Long-Term Air Pollution Exposure and Blood Pressure in the Sister Study

Abstract

BACKGROUND Exposure to air pollution has been consistently associated with cardiovascular morbidity and mortality, but mechanisms remain uncertain. Associations with blood pressure (BP) may help to explain the cardiovascular effects of air pollution. OBJECTIVE We examined the cross-sectional relationship between long-term (annual average) residential air pollution exposure and BP in the National Institute of Environmental Health Sciences' Sister Study, a large U.S. cohort study investigating risk factors for breast cancer and other outcomes.

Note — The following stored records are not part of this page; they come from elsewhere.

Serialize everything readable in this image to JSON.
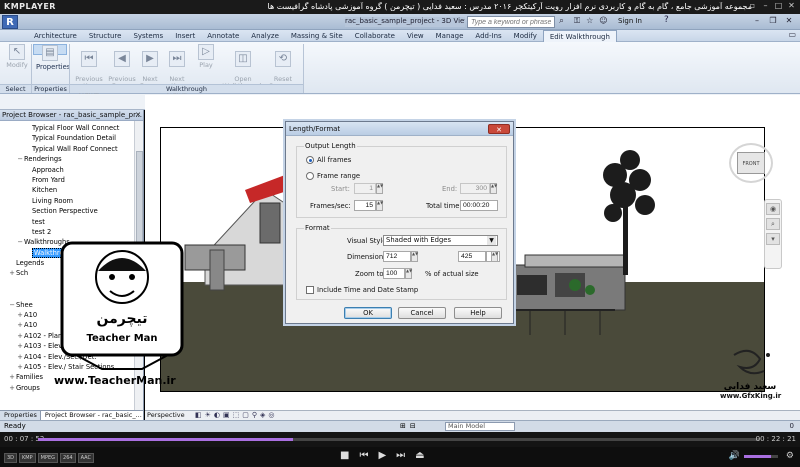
{
  "player": {
    "brand": "KMPLAYER",
    "title": "مجموعه آموزشی جامع ، گام به گام و کاربردی نرم افزار رویت آرکیتکچر ۲۰۱۶   مدرس : سعید فدایی ( تیچرمن ) گروه آموزشی پادشاه گرافیست ها",
    "time_elapsed": "00 : 07 : 52",
    "time_total": "00 : 22 : 21",
    "progress": 0.353,
    "volume": 0.78,
    "badges": [
      "3D",
      "KMP",
      "MPEG",
      "264",
      "AAC"
    ]
  },
  "revit": {
    "app_icon": "R",
    "doc_title": "rac_basic_sample_project - 3D View: Walkthrough 1",
    "search_placeholder": "Type a keyword or phrase",
    "signin": "Sign In",
    "tabs": [
      "Architecture",
      "Structure",
      "Systems",
      "Insert",
      "Annotate",
      "Analyze",
      "Massing & Site",
      "Collaborate",
      "View",
      "Manage",
      "Add-Ins",
      "Modify",
      "Edit Walkthrough"
    ],
    "active_tab": "Edit Walkthrough",
    "ribbon": {
      "modify": "Modify",
      "properties": "Properties",
      "prev_keyframe": "Previous\nKey Frame",
      "prev_frame": "Previous\nFrame",
      "next_frame": "Next\nFrame",
      "next_keyframe": "Next\nKey Frame",
      "play": "Play",
      "open_walkthrough": "Open\nWalkthrough",
      "reset_cameras": "Reset\nCameras",
      "panel_select": "Select",
      "panel_properties": "Properties",
      "panel_walkthrough": "Walkthrough"
    }
  },
  "browser": {
    "title": "Project Browser - rac_basic_sample_pr...",
    "items": [
      {
        "indent": 3,
        "toggle": "",
        "label": "Typical Floor Wall Connect"
      },
      {
        "indent": 3,
        "toggle": "",
        "label": "Typical Foundation Detail"
      },
      {
        "indent": 3,
        "toggle": "",
        "label": "Typical Wall Roof Connect"
      },
      {
        "indent": 2,
        "toggle": "−",
        "label": "Renderings"
      },
      {
        "indent": 3,
        "toggle": "",
        "label": "Approach"
      },
      {
        "indent": 3,
        "toggle": "",
        "label": "From Yard"
      },
      {
        "indent": 3,
        "toggle": "",
        "label": "Kitchen"
      },
      {
        "indent": 3,
        "toggle": "",
        "label": "Living Room"
      },
      {
        "indent": 3,
        "toggle": "",
        "label": "Section Perspective"
      },
      {
        "indent": 3,
        "toggle": "",
        "label": "test"
      },
      {
        "indent": 3,
        "toggle": "",
        "label": "test 2"
      },
      {
        "indent": 2,
        "toggle": "−",
        "label": "Walkthroughs"
      },
      {
        "indent": 3,
        "toggle": "",
        "label": "Walkthrough 1",
        "selected": true
      },
      {
        "indent": 1,
        "toggle": "",
        "label": "Legends"
      },
      {
        "indent": 1,
        "toggle": "+",
        "label": "Sch"
      },
      {
        "indent": 1,
        "toggle": "",
        "label": ""
      },
      {
        "indent": 1,
        "toggle": "",
        "label": ""
      },
      {
        "indent": 1,
        "toggle": "−",
        "label": "Shee"
      },
      {
        "indent": 2,
        "toggle": "+",
        "label": "A10"
      },
      {
        "indent": 2,
        "toggle": "+",
        "label": "A10"
      },
      {
        "indent": 2,
        "toggle": "+",
        "label": "A102 - Plans"
      },
      {
        "indent": 2,
        "toggle": "+",
        "label": "A103 - Elevations/Sections"
      },
      {
        "indent": 2,
        "toggle": "+",
        "label": "A104 - Elev./Sec./Det."
      },
      {
        "indent": 2,
        "toggle": "+",
        "label": "A105 - Elev./ Stair Sections"
      },
      {
        "indent": 1,
        "toggle": "+",
        "label": "Families"
      },
      {
        "indent": 1,
        "toggle": "+",
        "label": "Groups"
      }
    ],
    "bottom_tabs": [
      "Properties",
      "Project Browser - rac_basic_..."
    ]
  },
  "viewport": {
    "view_cube_label": "FRONT",
    "view_mode": "Perspective",
    "ground_color": "#4a4a3a"
  },
  "status": {
    "ready": "Ready",
    "model": "Main Model",
    "filter": "0"
  },
  "dialog": {
    "title": "Length/Format",
    "output_length": "Output Length",
    "all_frames": "All frames",
    "frame_range": "Frame range",
    "start_label": "Start:",
    "start_value": "1",
    "end_label": "End:",
    "end_value": "300",
    "fps_label": "Frames/sec:",
    "fps_value": "15",
    "total_time_label": "Total time:",
    "total_time_value": "00:00:20",
    "format": "Format",
    "visual_style_label": "Visual Style",
    "visual_style_value": "Shaded with Edges",
    "dimensions_label": "Dimensions",
    "dim_w": "712",
    "dim_h": "425",
    "zoom_label": "Zoom to",
    "zoom_value": "100",
    "zoom_suffix": "% of actual size",
    "include_time": "Include Time and Date Stamp",
    "ok": "OK",
    "cancel": "Cancel",
    "help": "Help"
  },
  "watermarks": {
    "left_logo_text": "تیچرمن",
    "left_brand": "Teacher Man",
    "left_url": "www.TeacherMan.ir",
    "right_logo_text": "سعید فدایی",
    "right_url": "www.GfxKing.ir"
  }
}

METHODS This analysis included 43,629 women 35-76 years of age, enrolled 2003-2009, who had a sister with breast cancer. Geographic information systems contributed to satellite-based nitrogen dioxide (NO2) and fine particulate matter (≤ 2.5 μm; PM2.5) predictions at participant residences at study entry. Generalized additive models were used to examine the relationship between pollutants and measured BP at study entry, adjusting for cardiovascular disease risk factors and including thin plate splines for potential spatial confounding. RESULTS A 10-μg/m(3) increase in PM2.5 was associated with 1.4-mmHg higher systolic BP (95% CI: 0.6, 2.3; p < 0.001), 1.0-mmHg higher pulse pressure (95% CI: 0.4, 1.7; p = 0.001), 0.8-mmHg higher mean arterial pressure (95% CI: 0.2, 1.4; p = 0.01), and no significant association with diastolic BP. A 10-ppb increase in NO2 was associated with a 0.4-mmHg (95% CI: 0.2, 0.6; p < 0.001) higher pulse pressure. CONCLUSIONS Long-term PM2.5 and NO2 exposures were associated with higher blood pressure. On a population scale, such air pollution-related increases in blood pressure could, in part, account for the increases in cardiovascular disease morbidity and mortality seen in prior studies.